Still, I was determined to prove that hijab was never a hindrance, but merely another part of my identity. Whenever confronted with tales of women oppressed by Muslim men in far off lands, I waved them off, claiming that cultural norms, rather than Islamic teachings, were the real culprit. I blindly asserted that if practiced correctly, hijab is ultimately empowering and liberating -- using my own experiences as an example. I did not consider what factors actually go into creating inequalities -- nor did I consider the fact that just because I shared a faith with someone across the globe, our lives might not be the same. Religion, while it might have its roots in texts or teachings, manifests itself in different ways across communities, countries: making it almost impossible to make broad-brush strokes about its followers across the board.

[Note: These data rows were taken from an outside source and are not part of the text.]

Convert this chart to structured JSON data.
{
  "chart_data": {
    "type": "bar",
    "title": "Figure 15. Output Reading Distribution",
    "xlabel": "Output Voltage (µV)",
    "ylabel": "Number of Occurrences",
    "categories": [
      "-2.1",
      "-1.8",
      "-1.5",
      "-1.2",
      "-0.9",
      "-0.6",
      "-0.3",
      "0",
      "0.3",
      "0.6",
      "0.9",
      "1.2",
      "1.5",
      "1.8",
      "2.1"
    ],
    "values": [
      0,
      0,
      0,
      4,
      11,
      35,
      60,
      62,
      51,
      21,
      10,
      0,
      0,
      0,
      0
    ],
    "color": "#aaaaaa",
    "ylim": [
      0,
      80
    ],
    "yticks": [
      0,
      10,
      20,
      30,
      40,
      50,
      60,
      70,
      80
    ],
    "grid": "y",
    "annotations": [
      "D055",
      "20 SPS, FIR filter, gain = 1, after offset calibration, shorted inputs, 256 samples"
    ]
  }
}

Despite being one of the countless poster girls for butt-kicking, empowered hijabis, I realized that I could not reconcile the practice of hijab with my own beliefs. Ultimately, I feel like hijab helps reinforce the idea that spirituality is somehow proportional to how covered someone's body is. But those feelings, for a very long time, were stifled by guilt. After spending a long time battling hatred against Islam, there was something frightening about giving up the marker of that identity. But a few years on, and I've found that hijab or not, I'm just as passionate about fighting Islamophobia as I was before.
Taking off hijab isn’t easy. There’s gossip, disapproval, and of course the disappointment that goes along with no longer proving -- at least visually -- that you have managed to preserve multiple identities. The act of taking off a hijab did not somehow “liberate” me either: making hard decisions for myself, and having the space to figure out who I am was what made me finally feel at home in my own skin.
My years covering were tough, formative, the kind of trials and tribulations that make for rewarding college applications. But ultimately they were about something that gets left out of hijab-related conversations: identity.